This research article by Dr. Hong Yuan et al. will be published in Current Radiopharmaceuticals Journal Volume 9, 2016
Positron Emission Tomography (PET) is a non-invasive imaging modality with applications for diagnosis and patient management in the specialties of oncology, neurology and cardiology. The possibility of imaging cellular processes in real time depends on the accurate detection of radiation coming from radiotracers, which are injected into the patient and later accumulate selectively based on the biological processes that are monitored.

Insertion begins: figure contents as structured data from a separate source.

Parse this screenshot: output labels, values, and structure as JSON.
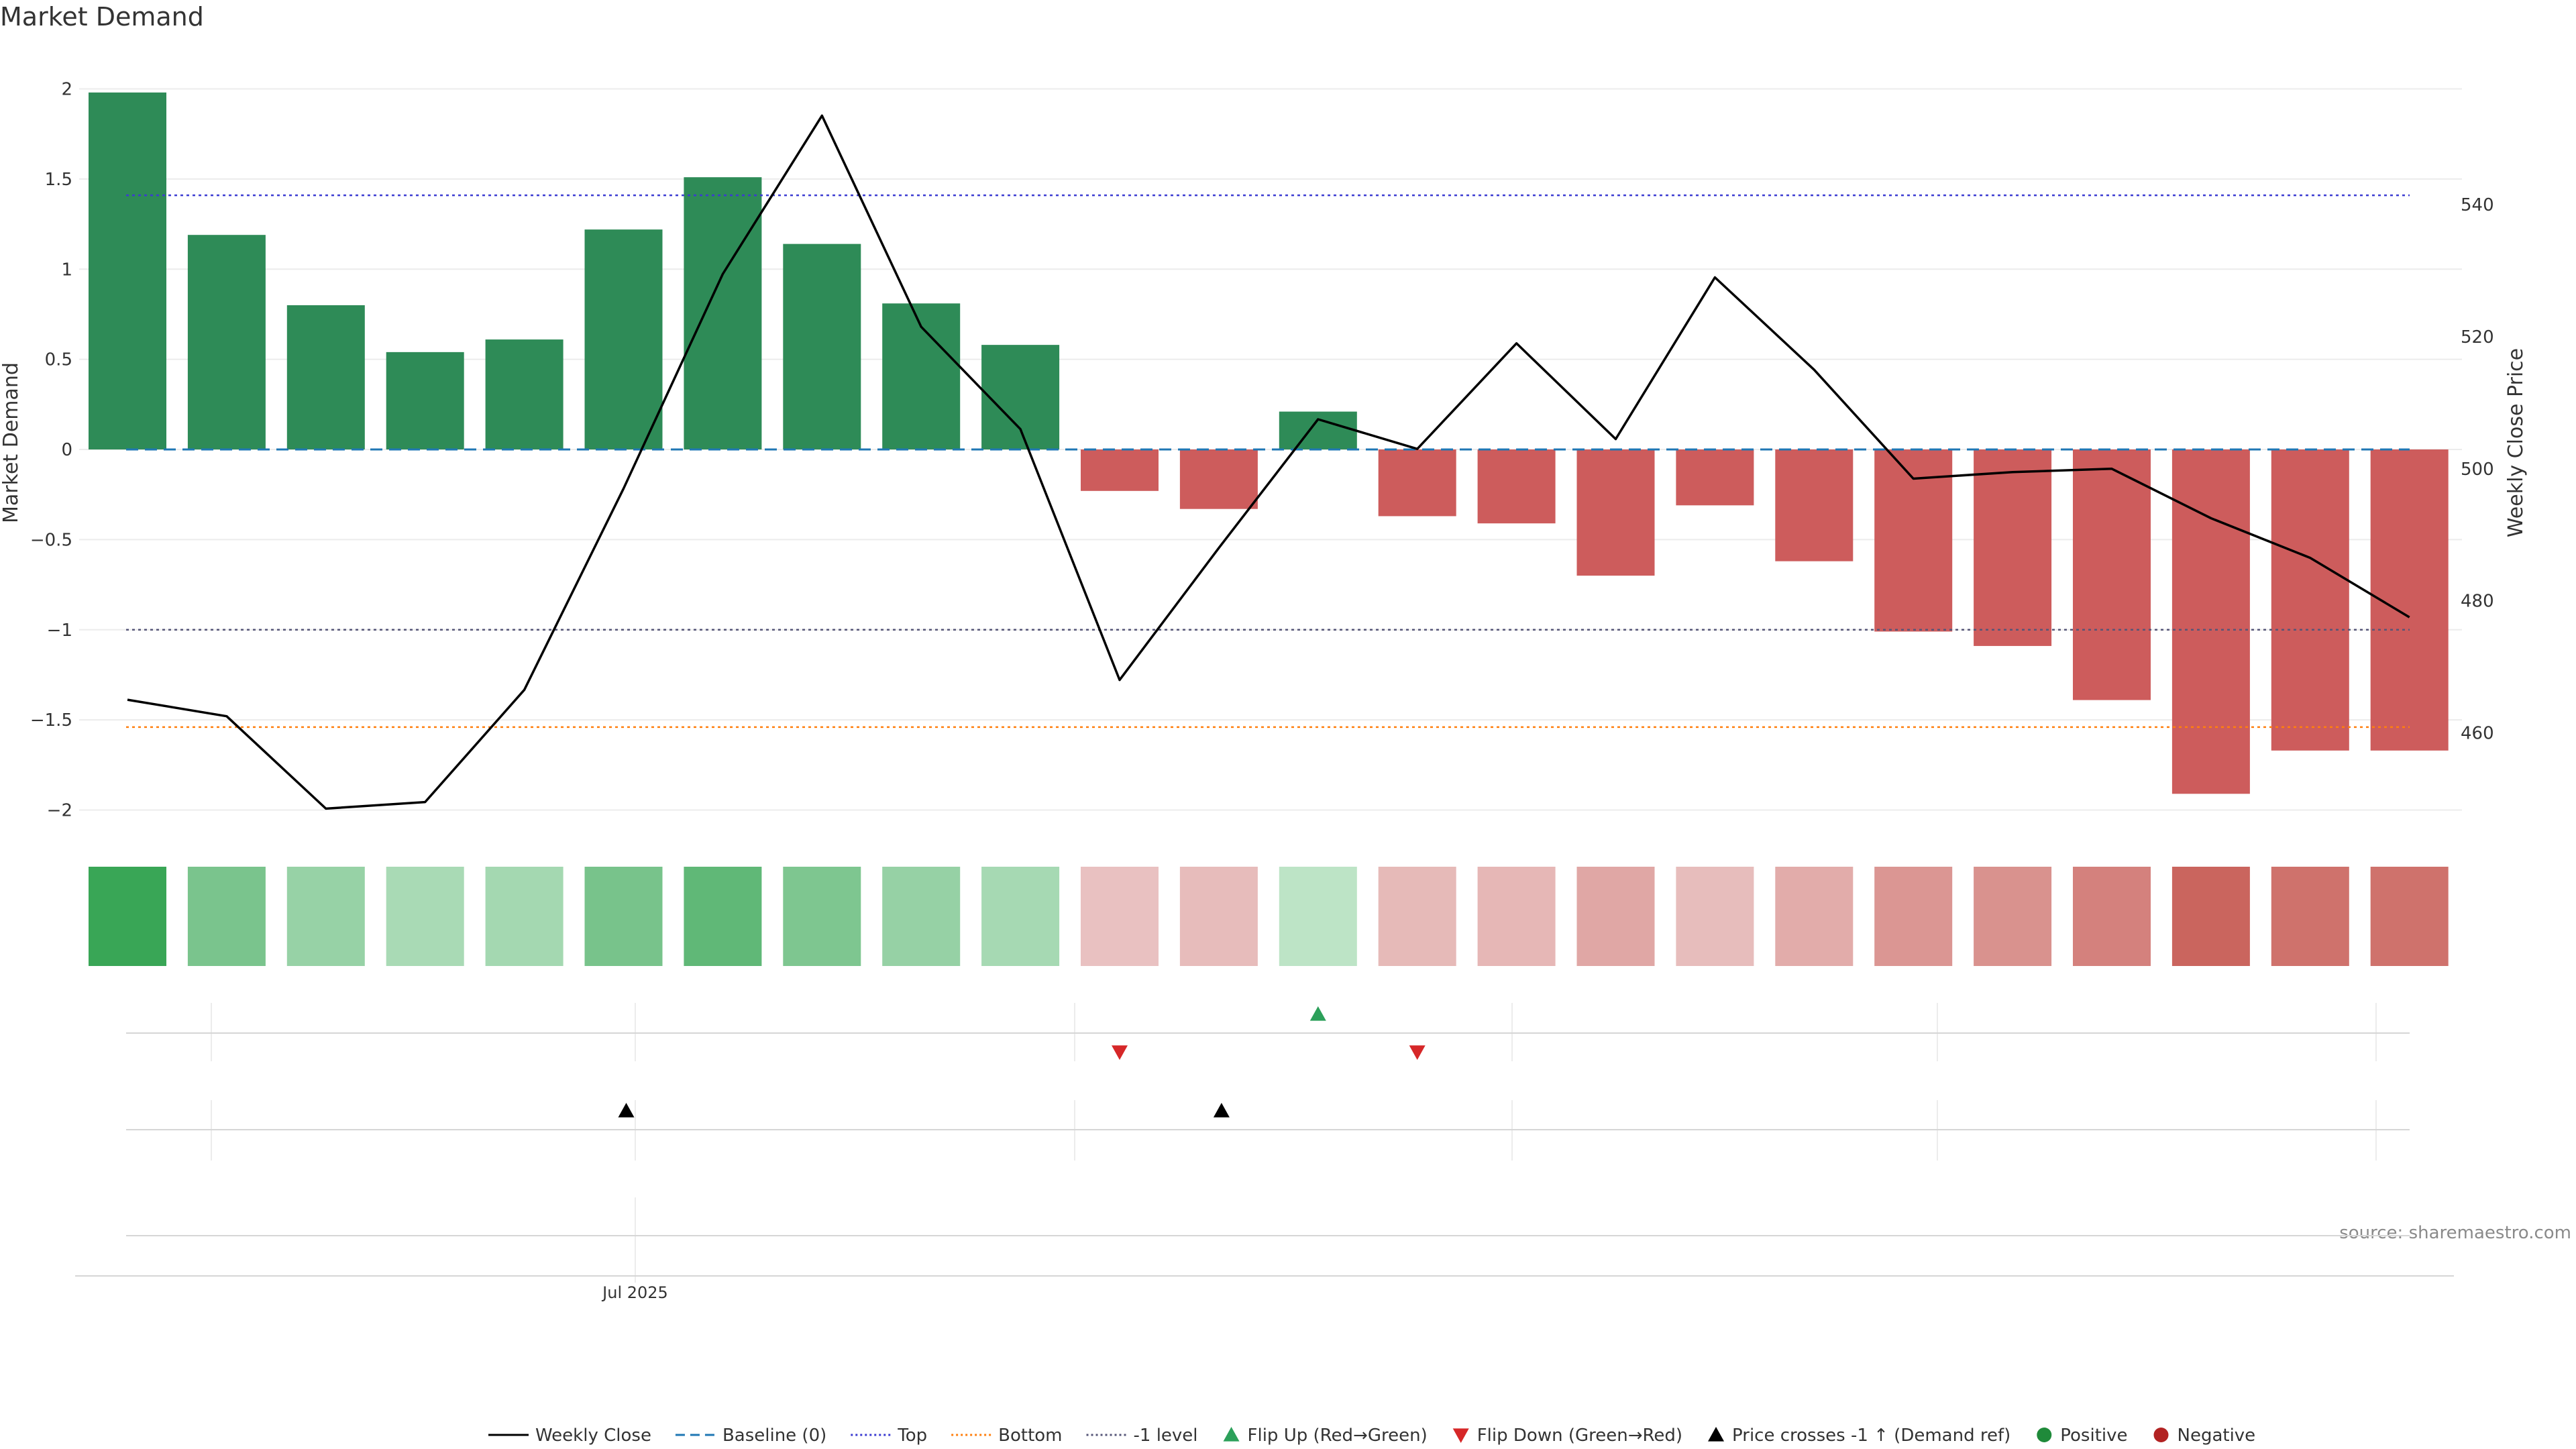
{
  "chart_data": {
    "type": "bar",
    "title": "Market Demand",
    "ylabel": "Market Demand",
    "y2label": "Weekly Close Price",
    "source": "source: sharemaestro.com",
    "ylim": [
      -2.15,
      2.15
    ],
    "y2lim": [
      446,
      557
    ],
    "y_ticks": [
      2,
      1.5,
      1,
      0.5,
      0,
      -0.5,
      -1,
      -1.5,
      -2
    ],
    "y_tick_labels": [
      "2",
      "1.5",
      "1",
      "0.5",
      "0",
      "−0.5",
      "−1",
      "−1.5",
      "−2"
    ],
    "y2_ticks": [
      540,
      520,
      500,
      480,
      460
    ],
    "y2_tick_labels": [
      "540",
      "520",
      "500",
      "480",
      "460"
    ],
    "x_tick_label": "Jul 2025",
    "x_tick_index": 5.1,
    "reference_lines": {
      "baseline": 0,
      "top": 1.41,
      "bottom": -1.54,
      "minus_one": -1
    },
    "demand": [
      1.98,
      1.19,
      0.8,
      0.54,
      0.61,
      1.22,
      1.51,
      1.14,
      0.81,
      0.58,
      -0.23,
      -0.33,
      0.21,
      -0.37,
      -0.41,
      -0.7,
      -0.31,
      -0.62,
      -1.01,
      -1.09,
      -1.39,
      -1.91,
      -1.67,
      -1.67
    ],
    "weekly_close": [
      465,
      462.5,
      448.5,
      449.5,
      466.5,
      497,
      529.5,
      553.5,
      521.5,
      506,
      468,
      488,
      507.5,
      503,
      519,
      504.5,
      529,
      515,
      498.5,
      499.5,
      500,
      492.5,
      486.5,
      477.5
    ],
    "flip_up_indices": [
      12
    ],
    "flip_down_indices": [
      10,
      13
    ],
    "price_cross_indices": [
      5,
      11
    ],
    "colors": {
      "positive_bar": "#2e8b57",
      "negative_bar": "#cd5c5c",
      "close_line": "#000000",
      "baseline": "#1f77b4",
      "top": "#3b3bd1",
      "bottom": "#ff7f0e",
      "minus_one": "#555577",
      "flip_up": "#2ca05a",
      "flip_down": "#d62728",
      "cross": "#000000",
      "positive_marker": "#1f8a3a",
      "negative_marker": "#b22222"
    },
    "legend": [
      {
        "label": "Weekly Close",
        "kind": "line",
        "color": "#000000",
        "dash": ""
      },
      {
        "label": "Baseline (0)",
        "kind": "line",
        "color": "#1f77b4",
        "dash": "14,8"
      },
      {
        "label": "Top",
        "kind": "line",
        "color": "#3b3bd1",
        "dash": "3,4"
      },
      {
        "label": "Bottom",
        "kind": "line",
        "color": "#ff7f0e",
        "dash": "3,4"
      },
      {
        "label": "-1 level",
        "kind": "line",
        "color": "#555577",
        "dash": "3,4"
      },
      {
        "label": "Flip Up (Red→Green)",
        "kind": "up",
        "color": "#2ca05a"
      },
      {
        "label": "Flip Down (Green→Red)",
        "kind": "down",
        "color": "#d62728"
      },
      {
        "label": "Price crosses -1 ↑ (Demand ref)",
        "kind": "up",
        "color": "#000000"
      },
      {
        "label": "Positive",
        "kind": "dot",
        "color": "#1f8a3a"
      },
      {
        "label": "Negative",
        "kind": "dot",
        "color": "#b22222"
      }
    ],
    "legend_position": "bottom-center"
  }
}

The use of PET and combined modalities PET/CT or PET/MRI have dramatically improved the standard of care for patients in the last thirty years. However, access to radiotracers is far from trivial. The average cost for equipment, facilities and trained personnel can be close to 10 million USD, thus developing a centralized market model where the radiotracers are manufactured in bulk and then individual doses are shipped to hospitals or imaging facilities. An important caveat is that the doses can only reach a radius of ca. 3 hours in the best case, for fluorine-18 radiotracers. This manufacturing model hinders the application of PET to millions of patients that are outside the radius of central manufacturing sites. Automated systems like the BG 75 make possible to expand the coverage for application and the number of patients serviced without the need of life disruption events. Examples of used radiotracers include [18F]FDG for sugar metabolism, [18F]FLT for cellular proliferation and [18F]FMISO for imaging of hypoxia.

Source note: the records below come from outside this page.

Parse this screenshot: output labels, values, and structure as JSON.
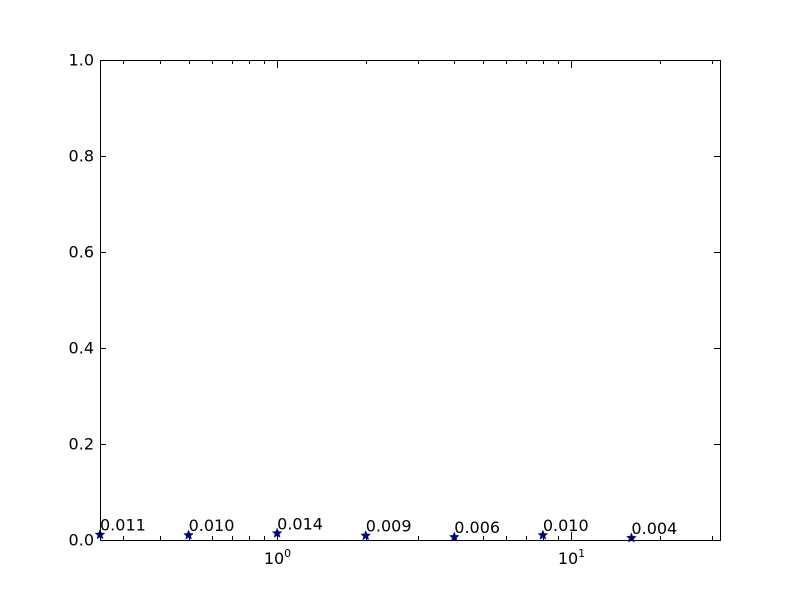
{
  "chart_data": {
    "type": "scatter",
    "title": "",
    "xlabel": "",
    "ylabel": "",
    "xscale": "log",
    "xlim": [
      0.25,
      32
    ],
    "ylim": [
      0,
      1.0
    ],
    "grid": false,
    "legend": "none",
    "x_major_ticks": [
      {
        "value": 1,
        "label": "10⁰"
      },
      {
        "value": 10,
        "label": "10¹"
      }
    ],
    "x_minor_ticks": [
      0.3,
      0.4,
      0.5,
      0.6,
      0.7,
      0.8,
      0.9,
      2,
      3,
      4,
      5,
      6,
      7,
      8,
      9,
      20,
      30
    ],
    "y_ticks": [
      {
        "value": 0.0,
        "label": "0.0"
      },
      {
        "value": 0.2,
        "label": "0.2"
      },
      {
        "value": 0.4,
        "label": "0.4"
      },
      {
        "value": 0.6,
        "label": "0.6"
      },
      {
        "value": 0.8,
        "label": "0.8"
      },
      {
        "value": 1.0,
        "label": "1.0"
      }
    ],
    "marker": "star",
    "marker_color": "#00007f",
    "series": [
      {
        "points": [
          {
            "x": 0.25,
            "y": 0.011,
            "label": "0.011"
          },
          {
            "x": 0.5,
            "y": 0.01,
            "label": "0.010"
          },
          {
            "x": 1,
            "y": 0.014,
            "label": "0.014"
          },
          {
            "x": 2,
            "y": 0.009,
            "label": "0.009"
          },
          {
            "x": 4,
            "y": 0.006,
            "label": "0.006"
          },
          {
            "x": 8,
            "y": 0.01,
            "label": "0.010"
          },
          {
            "x": 16,
            "y": 0.004,
            "label": "0.004"
          }
        ]
      }
    ]
  }
}
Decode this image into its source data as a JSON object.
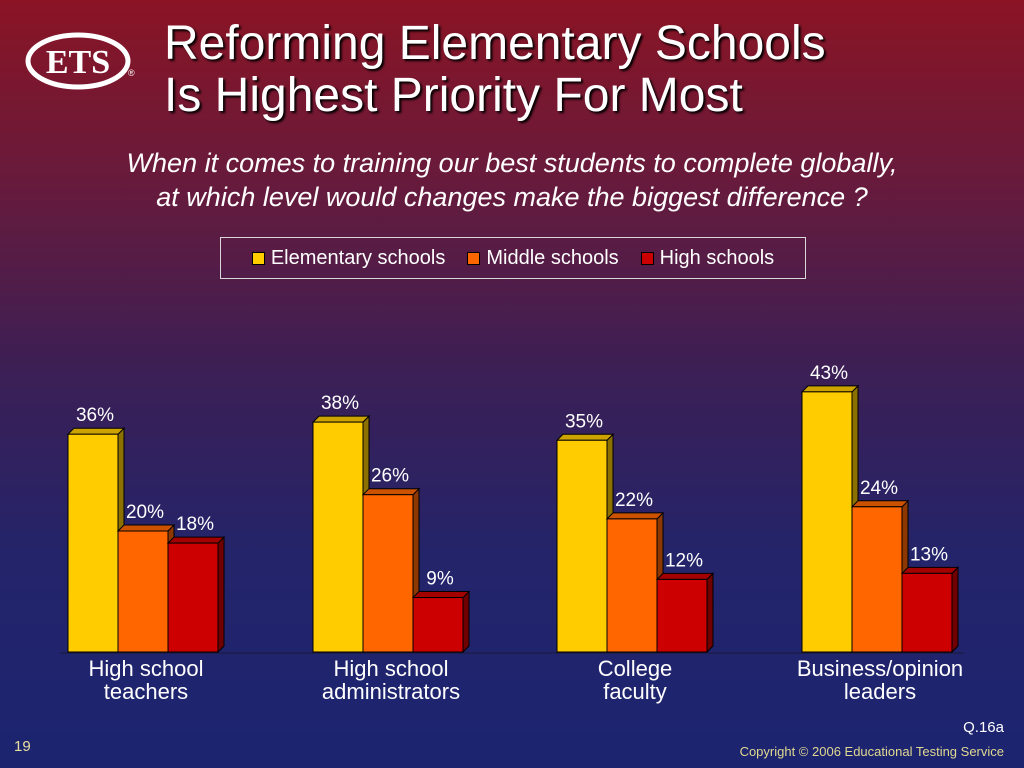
{
  "logo": {
    "text": "ETS"
  },
  "title": {
    "line1": "Reforming Elementary Schools",
    "line2": "Is Highest Priority For Most"
  },
  "subtitle": {
    "line1": "When it comes to training our best students to complete globally,",
    "line2": "at which level would changes make the biggest difference ?"
  },
  "footer": {
    "question": "Q.16a",
    "page": "19",
    "copyright": "Copyright © 2006 Educational Testing Service"
  },
  "colors": {
    "elementary": "#ffcc00",
    "middle": "#ff6600",
    "high": "#cc0000"
  },
  "chart_data": {
    "type": "bar",
    "categories": [
      [
        "High school",
        "teachers"
      ],
      [
        "High school",
        "administrators"
      ],
      [
        "College",
        "faculty"
      ],
      [
        "Business/opinion",
        "leaders"
      ]
    ],
    "series": [
      {
        "name": "Elementary schools",
        "values": [
          36,
          38,
          35,
          43
        ],
        "color": "#ffcc00"
      },
      {
        "name": "Middle schools",
        "values": [
          20,
          26,
          22,
          24
        ],
        "color": "#ff6600"
      },
      {
        "name": "High schools",
        "values": [
          18,
          9,
          12,
          13
        ],
        "color": "#cc0000"
      }
    ],
    "value_suffix": "%",
    "legend_position": "top",
    "grid": false
  }
}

A total of twelve single-doses of [18F]FMISO were prepared over three days, passing all standard quality control requirements for radiochemical identity and purity. The average time for synthesis and purification for a single dose was less than 30 min in good yield, showing the potential for a full day manufacture of sixteen doses with a single set of reagents. The system has the potential to automate the majority of quality control tests providing a final report for review of the operators. The doses produced were injected in mice and its uptake and biodistribution evaluated. The radiotracer exhibited the same expected features for this type of radiotracers. These results validate and confirm the capability for the BG75 system to produce common fluorine-18 radiotracers in a consistent and automated fashion, minimizing costs related to personnel and medical facilities.
In conclusion, the hypoxia radiotracer [18F]FMISOcan be prepared and purified in automated fashion in a single dose and single use cartridge. The radiotracer prepared in this way passes standard quality controls and accumulates selectively in hypoxic tissue, thus establishing equivalency to the radiotracer manufactured in bulk in a centralized facility.